Today I separated our cohort of fourteen young people into two groups. The gentlemen accompanied me to Jeff's classroom to present their Our Dictionary entries. The ladies stayed behind in my classroom with a volunteer teacher, Liz.
I separated the students by gender because I wanted all class members to build confidence in public speaking. About three weeks ago I asked the students to make formal presentations, but the atmosphere that day was tense and uncomfortable. The lower proficiency students were embarrassed to speak in front of the group. The more verbally advanced students (who also happen to be male) aggressively questioned the presenters. One of the young ladies refused to present - a first this year.
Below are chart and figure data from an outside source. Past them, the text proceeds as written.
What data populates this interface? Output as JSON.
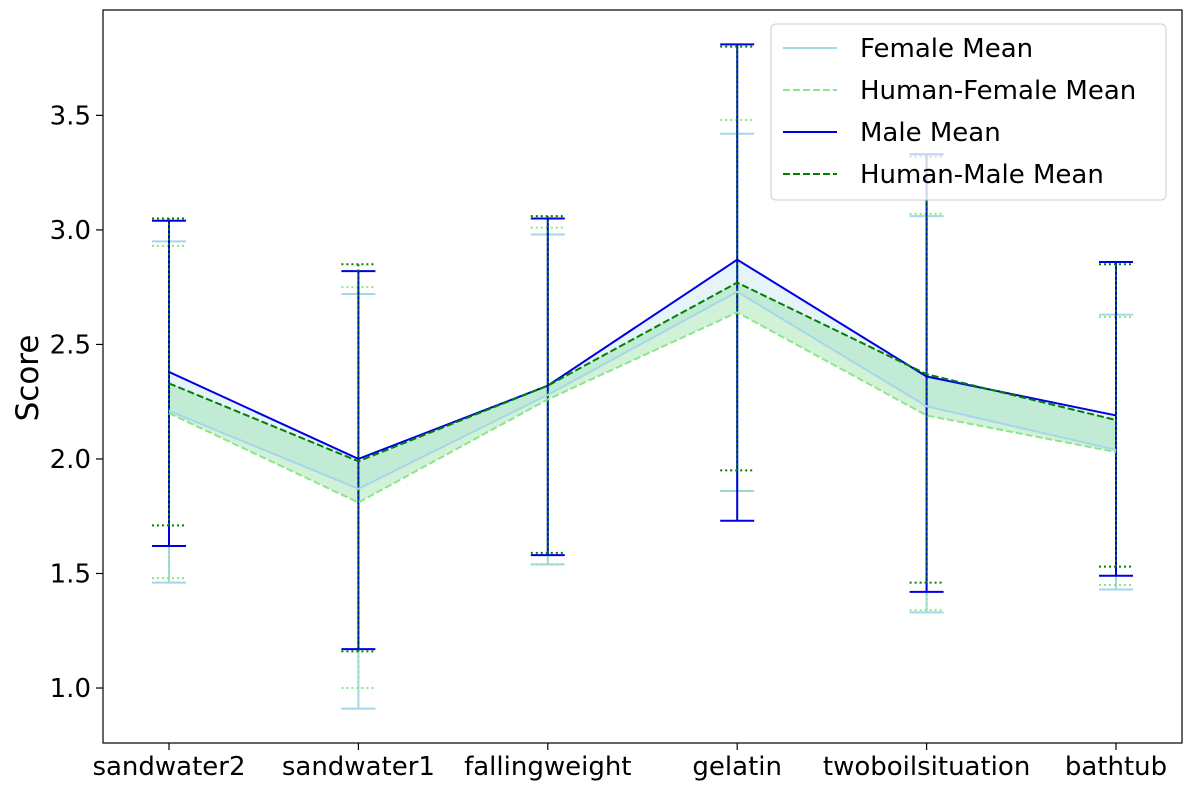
{
  "chart_data": {
    "type": "line",
    "title": "",
    "xlabel": "",
    "ylabel": "Score",
    "categories": [
      "sandwater2",
      "sandwater1",
      "fallingweight",
      "gelatin",
      "twoboilsituation",
      "bathtub"
    ],
    "ylim": [
      0.76,
      3.96
    ],
    "yticks": [
      "1.0",
      "1.5",
      "2.0",
      "2.5",
      "3.0",
      "3.5"
    ],
    "grid": false,
    "legend_position": "top-right",
    "series": [
      {
        "name": "Female Mean",
        "color": "#a6d6ea",
        "style": "solid",
        "values": [
          2.21,
          1.87,
          2.28,
          2.73,
          2.23,
          2.04
        ],
        "err_low": [
          1.46,
          0.91,
          1.54,
          1.86,
          1.33,
          1.43
        ],
        "err_high": [
          2.95,
          2.72,
          2.98,
          3.42,
          3.06,
          2.63
        ]
      },
      {
        "name": "Human-Female Mean",
        "color": "#8ce68c",
        "style": "dashed",
        "values": [
          2.2,
          1.81,
          2.26,
          2.64,
          2.19,
          2.03
        ],
        "err_low": [
          1.48,
          1.0,
          1.54,
          1.86,
          1.34,
          1.45
        ],
        "err_high": [
          2.93,
          2.75,
          3.01,
          3.48,
          3.07,
          2.62
        ]
      },
      {
        "name": "Male Mean",
        "color": "#0000e0",
        "style": "solid",
        "values": [
          2.38,
          2.0,
          2.32,
          2.87,
          2.36,
          2.19
        ],
        "err_low": [
          1.62,
          1.17,
          1.58,
          1.73,
          1.42,
          1.49
        ],
        "err_high": [
          3.04,
          2.82,
          3.05,
          3.81,
          3.33,
          2.86
        ]
      },
      {
        "name": "Human-Male Mean",
        "color": "#008000",
        "style": "dashed",
        "values": [
          2.33,
          1.99,
          2.32,
          2.77,
          2.37,
          2.17
        ],
        "err_low": [
          1.71,
          1.16,
          1.59,
          1.95,
          1.46,
          1.53
        ],
        "err_high": [
          3.05,
          2.85,
          3.06,
          3.8,
          3.32,
          2.85
        ]
      }
    ]
  }
}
I have made it a practice since the beginning of the school year to have students present their work formally to their classmates. So far, they have made 27 presentations. At the beginning of the year, most students participated by asking questions of presenters. I was impressed by their poise and confidence.
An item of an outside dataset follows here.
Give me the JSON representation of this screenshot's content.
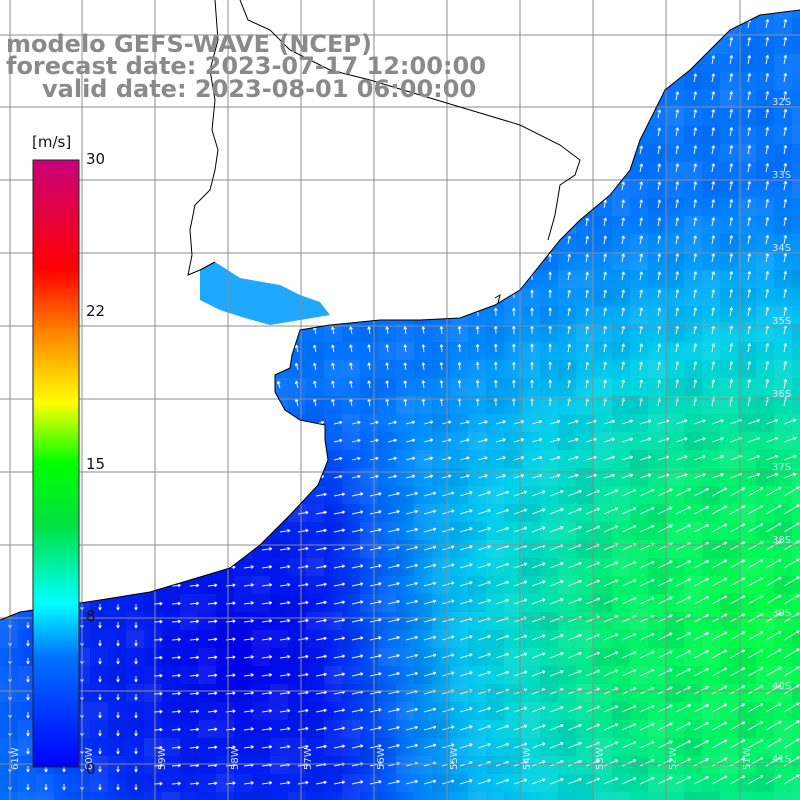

But as the year progressed and relationships developed among the students, they have been far less willing to contribute to an oral dialogue during class. Aware that many of the young ladies may have been intimidated by the overly exuberant men, I hatched the idea to split the group.
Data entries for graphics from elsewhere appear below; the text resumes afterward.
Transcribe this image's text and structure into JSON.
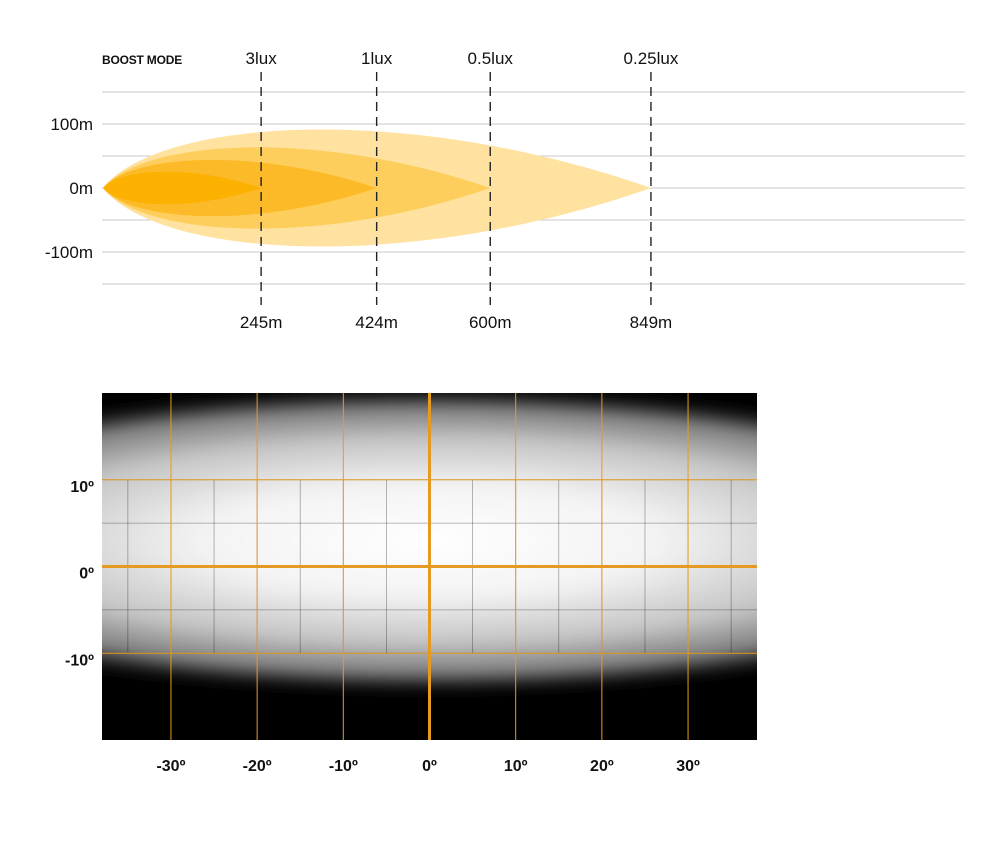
{
  "chart_data": [
    {
      "type": "area",
      "title": "BOOST MODE",
      "x_unit": "m",
      "y_ticks": [
        "100m",
        "0m",
        "-100m"
      ],
      "y_tick_values": [
        100,
        0,
        -100
      ],
      "ylim": [
        -150,
        150
      ],
      "grid": true,
      "colors": [
        "#FFE2A0",
        "#FECE5C",
        "#FDBA28",
        "#FCB000"
      ],
      "series": [
        {
          "name": "0.25lux",
          "distance_m": 849,
          "distance_label": "849m",
          "half_width_m": 108
        },
        {
          "name": "0.5lux",
          "distance_m": 600,
          "distance_label": "600m",
          "half_width_m": 75
        },
        {
          "name": "1lux",
          "distance_m": 424,
          "distance_label": "424m",
          "half_width_m": 52
        },
        {
          "name": "3lux",
          "distance_m": 245,
          "distance_label": "245m",
          "half_width_m": 30
        }
      ]
    },
    {
      "type": "heatmap",
      "x_ticks": [
        "-30º",
        "-20º",
        "-10º",
        "0º",
        "10º",
        "20º",
        "30º"
      ],
      "x_tick_values": [
        -30,
        -20,
        -10,
        0,
        10,
        20,
        30
      ],
      "y_ticks": [
        "10º",
        "0º",
        "-10º"
      ],
      "y_tick_values": [
        10,
        0,
        -10
      ],
      "xlim": [
        -38,
        38
      ],
      "ylim": [
        -20,
        20
      ],
      "beam_center_deg": [
        0,
        3
      ],
      "beam_halfwidth_deg": [
        38,
        9
      ],
      "grid_color": "#E59B22",
      "background_color": "#000000"
    }
  ]
}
The young men in my group performed as I had expected. They challenged each other with some tough questions. They playfully teased one another about their lack of English skill and poor pronunciation. There were no hurt feelings.
According to Liz's report, the young ladies did a great job with their presentations. When I popped in my room to grab a paper at one point, one female student was asking question after question in English to the presenter. All the girls looked happy and excited.
I want to continue to have the students make presentations to their same-sex peers. I know that we will eventually have to come back together as one cohort for presentations, but for the moment, I want both groups to polish their craft without the judgmental eyes of the opposite sex.